“Today, the American auto industry is back”. È emozionante quel video del 9 gennaio scorso in cui il presidente degli Stati Uniti spiega che “l’America può fare qualunque cosa”. Lo stesso Barack Obama solo tre giorni dopo, nel discorso sullo stato dell’Unione, ha ricordato ancora i risultati raggiunti dopo la grande crisi, con la ripresa della crescita e dell’occupazione. Parole che risentiremo il 20 gennaio, quando il presidente americano sarà al salone dell’auto di Detroit.
La verità è che l’industria statunitense è risorta grazie a massicci investimenti pubblici e privati rivolti al manifatturiero e alla tecnologia digitale. Stiamo parlando di cose che nella nostra penisola agitano dibattiti pubblici, programmi e proclami, ma che ancora non incidono efficacemente nel tessuto connettivo dell’Italia che produce.

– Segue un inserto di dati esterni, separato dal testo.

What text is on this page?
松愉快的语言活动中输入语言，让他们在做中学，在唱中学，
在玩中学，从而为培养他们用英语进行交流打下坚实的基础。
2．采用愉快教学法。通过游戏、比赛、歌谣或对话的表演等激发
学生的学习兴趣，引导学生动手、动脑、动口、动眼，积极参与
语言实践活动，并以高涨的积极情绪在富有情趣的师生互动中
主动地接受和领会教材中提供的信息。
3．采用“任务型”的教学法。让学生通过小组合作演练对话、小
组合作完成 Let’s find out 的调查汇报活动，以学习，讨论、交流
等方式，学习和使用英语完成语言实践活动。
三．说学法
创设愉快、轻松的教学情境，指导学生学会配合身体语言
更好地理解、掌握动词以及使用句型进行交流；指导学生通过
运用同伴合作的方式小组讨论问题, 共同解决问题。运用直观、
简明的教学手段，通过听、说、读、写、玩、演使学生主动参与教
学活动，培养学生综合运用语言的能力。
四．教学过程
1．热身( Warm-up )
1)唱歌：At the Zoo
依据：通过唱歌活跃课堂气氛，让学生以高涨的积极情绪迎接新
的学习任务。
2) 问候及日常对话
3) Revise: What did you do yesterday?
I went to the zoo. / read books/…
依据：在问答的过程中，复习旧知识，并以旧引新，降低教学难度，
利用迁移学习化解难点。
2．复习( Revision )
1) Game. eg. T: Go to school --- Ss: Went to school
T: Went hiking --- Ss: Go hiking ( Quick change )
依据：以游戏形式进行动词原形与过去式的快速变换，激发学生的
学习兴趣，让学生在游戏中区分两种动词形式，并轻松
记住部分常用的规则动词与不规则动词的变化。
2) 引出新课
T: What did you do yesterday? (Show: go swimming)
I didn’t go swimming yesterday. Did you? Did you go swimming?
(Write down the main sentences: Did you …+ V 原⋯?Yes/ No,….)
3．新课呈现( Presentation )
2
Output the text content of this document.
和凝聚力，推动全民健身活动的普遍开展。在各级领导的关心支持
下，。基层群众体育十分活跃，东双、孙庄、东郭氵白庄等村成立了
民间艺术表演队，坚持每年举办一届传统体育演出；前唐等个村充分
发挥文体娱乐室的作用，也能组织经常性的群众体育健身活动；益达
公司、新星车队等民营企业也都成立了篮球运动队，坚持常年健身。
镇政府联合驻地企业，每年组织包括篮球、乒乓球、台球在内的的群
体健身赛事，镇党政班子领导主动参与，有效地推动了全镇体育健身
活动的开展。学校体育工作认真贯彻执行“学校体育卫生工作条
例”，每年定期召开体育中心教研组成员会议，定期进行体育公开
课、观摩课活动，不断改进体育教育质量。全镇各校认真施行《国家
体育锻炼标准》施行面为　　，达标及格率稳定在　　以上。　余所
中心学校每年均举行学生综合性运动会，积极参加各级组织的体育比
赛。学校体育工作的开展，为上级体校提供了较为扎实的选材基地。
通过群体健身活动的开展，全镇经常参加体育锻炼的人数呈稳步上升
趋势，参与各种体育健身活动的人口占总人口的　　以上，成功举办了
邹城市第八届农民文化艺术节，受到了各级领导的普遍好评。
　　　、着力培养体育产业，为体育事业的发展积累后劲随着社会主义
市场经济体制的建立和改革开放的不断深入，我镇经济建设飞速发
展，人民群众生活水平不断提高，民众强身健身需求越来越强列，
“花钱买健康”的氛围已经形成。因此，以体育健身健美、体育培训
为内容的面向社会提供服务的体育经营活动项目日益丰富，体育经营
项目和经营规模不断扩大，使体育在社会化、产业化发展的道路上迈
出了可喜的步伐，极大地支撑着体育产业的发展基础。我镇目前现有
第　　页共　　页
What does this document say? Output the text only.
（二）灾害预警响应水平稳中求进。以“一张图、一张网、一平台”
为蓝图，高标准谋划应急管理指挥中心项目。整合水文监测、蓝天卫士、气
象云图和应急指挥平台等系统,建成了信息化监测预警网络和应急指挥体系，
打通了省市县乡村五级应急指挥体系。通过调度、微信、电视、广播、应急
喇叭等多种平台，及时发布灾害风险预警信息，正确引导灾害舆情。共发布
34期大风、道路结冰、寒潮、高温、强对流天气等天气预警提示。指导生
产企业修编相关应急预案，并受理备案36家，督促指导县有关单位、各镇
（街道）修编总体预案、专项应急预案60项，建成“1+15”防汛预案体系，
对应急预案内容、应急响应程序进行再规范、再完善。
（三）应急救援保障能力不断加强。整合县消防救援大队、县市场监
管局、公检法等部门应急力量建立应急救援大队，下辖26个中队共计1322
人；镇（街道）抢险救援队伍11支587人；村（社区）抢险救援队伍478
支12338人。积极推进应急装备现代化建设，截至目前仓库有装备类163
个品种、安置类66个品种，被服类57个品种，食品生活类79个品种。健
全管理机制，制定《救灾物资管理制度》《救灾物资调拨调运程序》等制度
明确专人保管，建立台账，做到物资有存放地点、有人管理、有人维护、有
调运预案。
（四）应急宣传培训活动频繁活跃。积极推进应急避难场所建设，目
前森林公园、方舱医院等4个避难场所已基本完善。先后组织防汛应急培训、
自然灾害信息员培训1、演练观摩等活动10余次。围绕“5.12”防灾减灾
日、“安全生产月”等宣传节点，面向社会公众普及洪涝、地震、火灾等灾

Ormai tutti citano la “Industria 4.0”, cioè quell’insieme di novità tecnologiche ed organizzative che determinano valore aggiunto, riducendo i costi. Pochi, però, ricordano che l’obiettivo principale della riprogettazione industriale è il “reshoring”, ovvero il ritorno a casa delle produzioni.
L’industria americana, per esempio, può celebrare a testa alta il ritorno e il rilancio in patria di tante imprese nazionali, non solo manifatturiere. Ormai sono oltre 300 casi di ritorno a casa, quintuplicati in tre anni. Sarebbe un buon segnale che in Italia succedesse altrettanto. Da noi il settore manifatturiero vale 900 miliardi di euro di fatturato; garantisce esportazioni per 300 miliardi, permette il lavoro a 4 milioni di persone. In Italia rappresenta il 16% del Pil, quando in Germania è al 23%. Il problema è proprio che cresciamo poco. L’Italia ha recuperato il 3% di produzione industriale rispetto ai minimi registrati durante la recessione,ma tutti gli altri Paesi europei hanno fatto di più:la Gran Bretagna il 5,4%,la Spagna il 7,5%, la Francia l’8%, la Germania addirittura il 27,8%.
Insomma, per far tornare la grande impresa al centro dell’economia servono risorse fresche in innovazione che ancora latitano. Gli investimenti in “start up” del 2015, ricorda Roberto Saviano nella sua rubrica sull’Espresso, sono in linea con quelli del 2014:rispettivamente 20 milioni di euro per l’anno appena trascorso e 40 milioni per quello precedente. Anche dal punto di vista universitario non siamo messi bene.
Una ricerca della fondazione Res ha indicato che dal 2008 i docenti sono diminuiti del 17%, i corsi di studio del 18%, e i fondi del 22,5%. A causa di tanto disinvestimento le iscrizioni universitarie sono scese del 20% ed i laureati corrispondono al 23,9% degli iscritti, la percentuale più bassa in Europa. Numeri che dimostrano il bisogno di avvicinare il mondo delle nuove imprese a quello delle università e sostenere entrambi.
Occorre, comunque, rimanere fiduciosi. Il ministero dello Sviluppo economico ci tiene a far sapere, per esempio, che, se si considerano le variazioni della produzione industriale del secondo e terzo trimestre di quest’anno, l’Italia con il suo 1,1% fa meglio di Francia, Germania e Regno Unito. Speriamo che dagli Stati generali dell’Industria, convocati il 10 febbraio proprio dal dicastero guidato da Federica Guidi, esca qualche buona idea per il futuro prossimo. L’Italia merita più di un ritorno. L’industria è fondamentale perché ciò accada.